In keeping with others [12, 13], we found that TP and DP relate to disease severity, though the means of the individual tests making up the TP and DP also progressively increased across the CSG, accounting for the increasing multiple positive frequency. The risk of thrombosis associated with aPL increases on a linear scale [14], with a likely early threshold effect at 40GPL for IgG aCL [15], and reflects the linear relation between IgG aPL titre and DRVVT ratio [16]; hence, IgG aPL and DRVVT may be regarded as risk factors in addition to being diagnostic tests [17].
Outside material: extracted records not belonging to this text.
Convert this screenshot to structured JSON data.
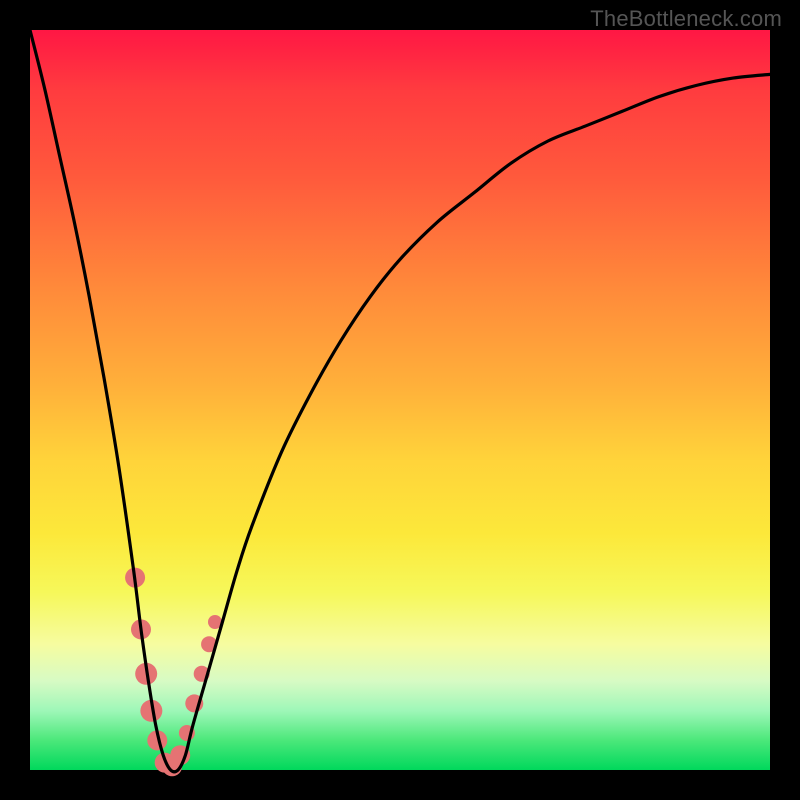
{
  "watermark": "TheBottleneck.com",
  "colors": {
    "curve": "#000000",
    "marker_fill": "#e57373",
    "marker_stroke": "#c85a5a",
    "background_black": "#000000"
  },
  "chart_data": {
    "type": "line",
    "title": "",
    "xlabel": "",
    "ylabel": "",
    "xlim": [
      0,
      100
    ],
    "ylim": [
      0,
      100
    ],
    "grid": false,
    "series": [
      {
        "name": "bottleneck-curve",
        "x": [
          0,
          2,
          4,
          6,
          8,
          10,
          12,
          14,
          15,
          16,
          17,
          18,
          19,
          20,
          21,
          22,
          24,
          26,
          28,
          30,
          34,
          38,
          42,
          46,
          50,
          55,
          60,
          65,
          70,
          75,
          80,
          85,
          90,
          95,
          100
        ],
        "y": [
          100,
          92,
          83,
          74,
          64,
          53,
          41,
          27,
          19,
          12,
          6,
          2,
          0,
          0,
          2,
          6,
          13,
          20,
          27,
          33,
          43,
          51,
          58,
          64,
          69,
          74,
          78,
          82,
          85,
          87,
          89,
          91,
          92.5,
          93.5,
          94
        ]
      }
    ],
    "markers": {
      "name": "highlighted-range",
      "points": [
        {
          "x": 14.2,
          "y": 26,
          "r": 10
        },
        {
          "x": 15.0,
          "y": 19,
          "r": 10
        },
        {
          "x": 15.7,
          "y": 13,
          "r": 11
        },
        {
          "x": 16.4,
          "y": 8,
          "r": 11
        },
        {
          "x": 17.2,
          "y": 4,
          "r": 10
        },
        {
          "x": 18.2,
          "y": 1,
          "r": 10
        },
        {
          "x": 19.2,
          "y": 0.5,
          "r": 10
        },
        {
          "x": 20.3,
          "y": 2,
          "r": 10
        },
        {
          "x": 21.2,
          "y": 5,
          "r": 8
        },
        {
          "x": 22.2,
          "y": 9,
          "r": 9
        },
        {
          "x": 23.2,
          "y": 13,
          "r": 8
        },
        {
          "x": 24.2,
          "y": 17,
          "r": 8
        },
        {
          "x": 25.0,
          "y": 20,
          "r": 7
        }
      ]
    }
  }
}
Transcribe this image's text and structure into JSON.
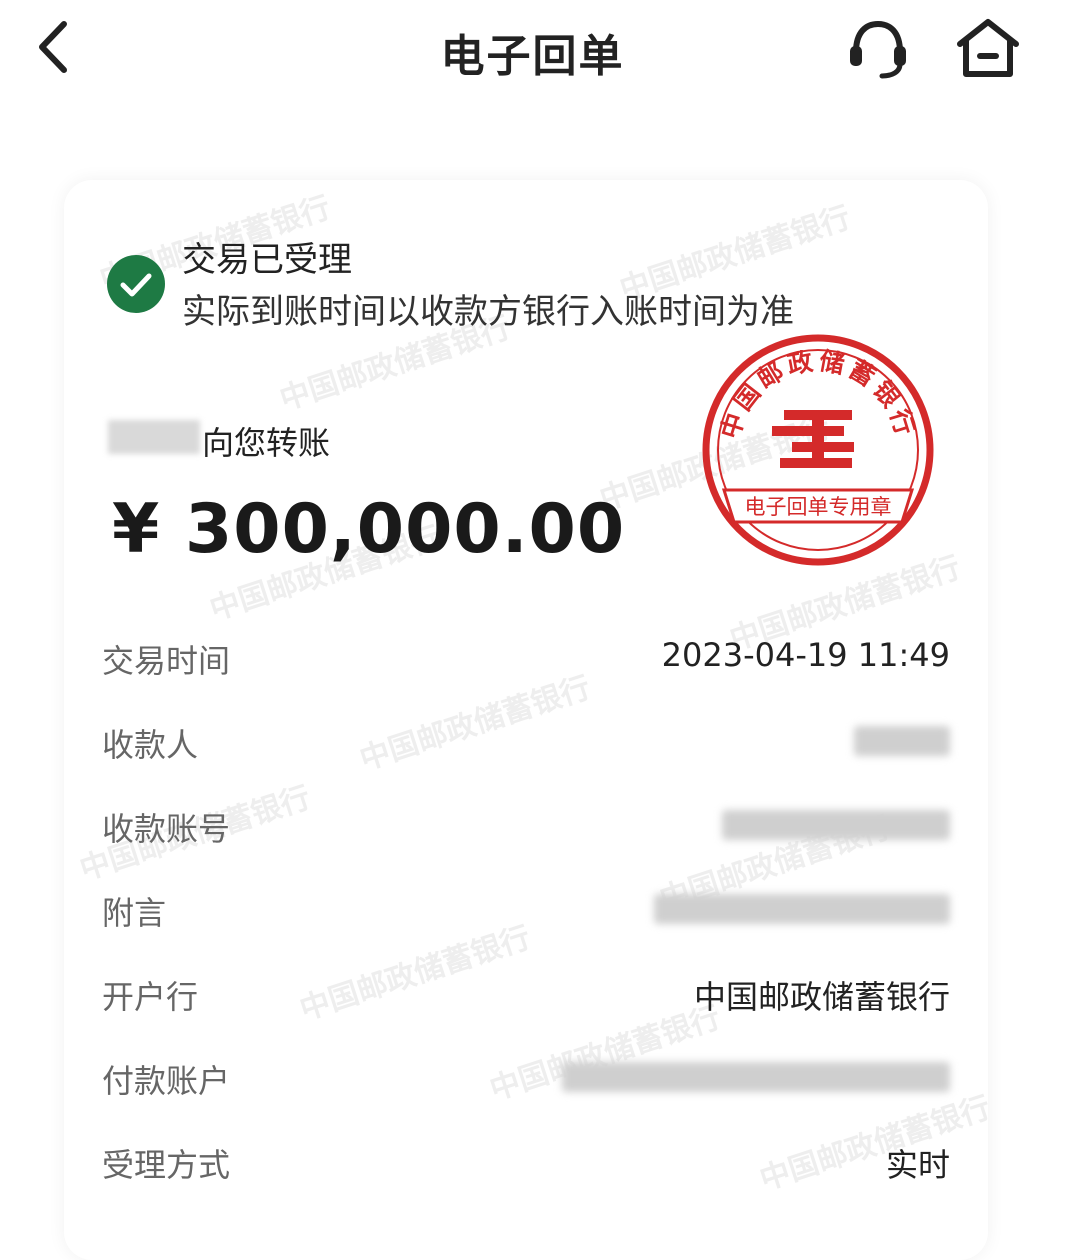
{
  "header": {
    "title": "电子回单",
    "back_icon": "chevron-left-icon",
    "service_icon": "headset-icon",
    "home_icon": "home-icon"
  },
  "status": {
    "title": "交易已受理",
    "subtitle": "实际到账时间以收款方银行入账时间为准",
    "icon": "check-circle-icon",
    "color": "#1e7a44"
  },
  "transfer": {
    "text": "向您转账",
    "amount": "¥ 300,000.00"
  },
  "seal": {
    "bank_name": "中国邮政储蓄银行",
    "label": "电子回单专用章",
    "color": "#d42a2a"
  },
  "watermark": {
    "text": "中国邮政储蓄银行"
  },
  "details": [
    {
      "label": "交易时间",
      "value": "2023-04-19 11:49"
    },
    {
      "label": "收款人",
      "value": ""
    },
    {
      "label": "收款账号",
      "value": ""
    },
    {
      "label": "附言",
      "value": ""
    },
    {
      "label": "开户行",
      "value": "中国邮政储蓄银行"
    },
    {
      "label": "付款账户",
      "value": ""
    },
    {
      "label": "受理方式",
      "value": "实时"
    }
  ]
}
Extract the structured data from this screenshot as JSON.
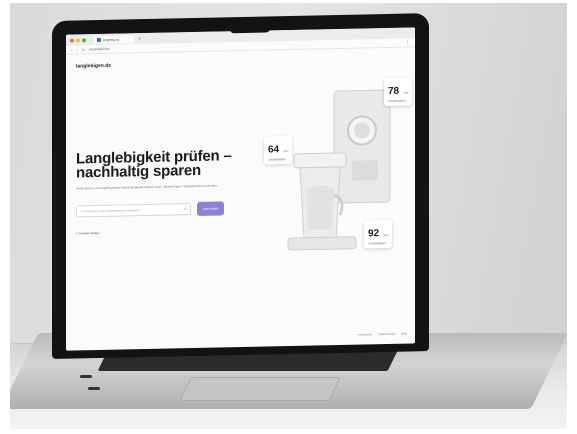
{
  "browser": {
    "tab_title": "langlebig.eu",
    "new_tab": "+",
    "url": "langlebigkeit.de",
    "nav_back": "‹",
    "nav_forward": "›",
    "nav_reload": "⟳",
    "menu": "⋮"
  },
  "site": {
    "brand": "langlebigen.de",
    "hero_title": "Langlebigkeit prüfen – nachhaltig sparen",
    "subtitle": "Finde heraus, wie langlebig deine Haushaltsgeräte wirklich sind – Bewertungen, Reparierbarkeit und mehr.",
    "search_placeholder": "Produktname oder Modellnummer eingeben",
    "button_label": "Jetzt prüfen",
    "secondary_link": "+ Produkt melden",
    "footer": [
      "Impressum",
      "Datenschutz",
      "FAQ"
    ]
  },
  "badges": [
    {
      "value": "78",
      "unit": "von",
      "label": "Langlebigkeit"
    },
    {
      "value": "64",
      "unit": "von",
      "label": "Langlebigkeit"
    },
    {
      "value": "92",
      "unit": "von",
      "label": "Langlebigkeit"
    }
  ],
  "colors": {
    "accent": "#8a82d6",
    "text": "#1b1b1d",
    "background": "#fbfbfc"
  }
}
Our approach is similar to that of Otomo et al. who constructed an aPL-score (aPL-S) based on the strength of LA ratio and their mixing ratio as well as on the categorisation in titres of different aPL; their results indicate that the higher the aPL-S, the greater the risk of thrombosis [18]. A later study confirmed this aPL-S concept though its final score was based also on the presence of arterial hypertension and hyperlipidaemia [19].

Our study was carried out on primary thrombotic APS and persistent carriers of aPL in the absence of any underlying autoimmune or inflammatory disease. Detractors may see this as a limitation, purists may view it as a strength, given the homogeneous population, though the low numbers in our deceased primary APS group may lessen the power of our calculations. Nevertheless, our data show that intensity of clotting assays and titres of immune and/or clotting assays relate to multiple positivity and they may be viewed as different faces of the same diagnostic coin [20, 21]. Further co-operative efforts are needed to harmonize the concepts discussed herein to refine the laboratory diagnostic criteria for APS and make them more comparable across clinicians and investigators. Finally, the poor representation of the IgM aCL and aβ2GPI across our CSG confirms the uselessness of the IgM aPL assay [22].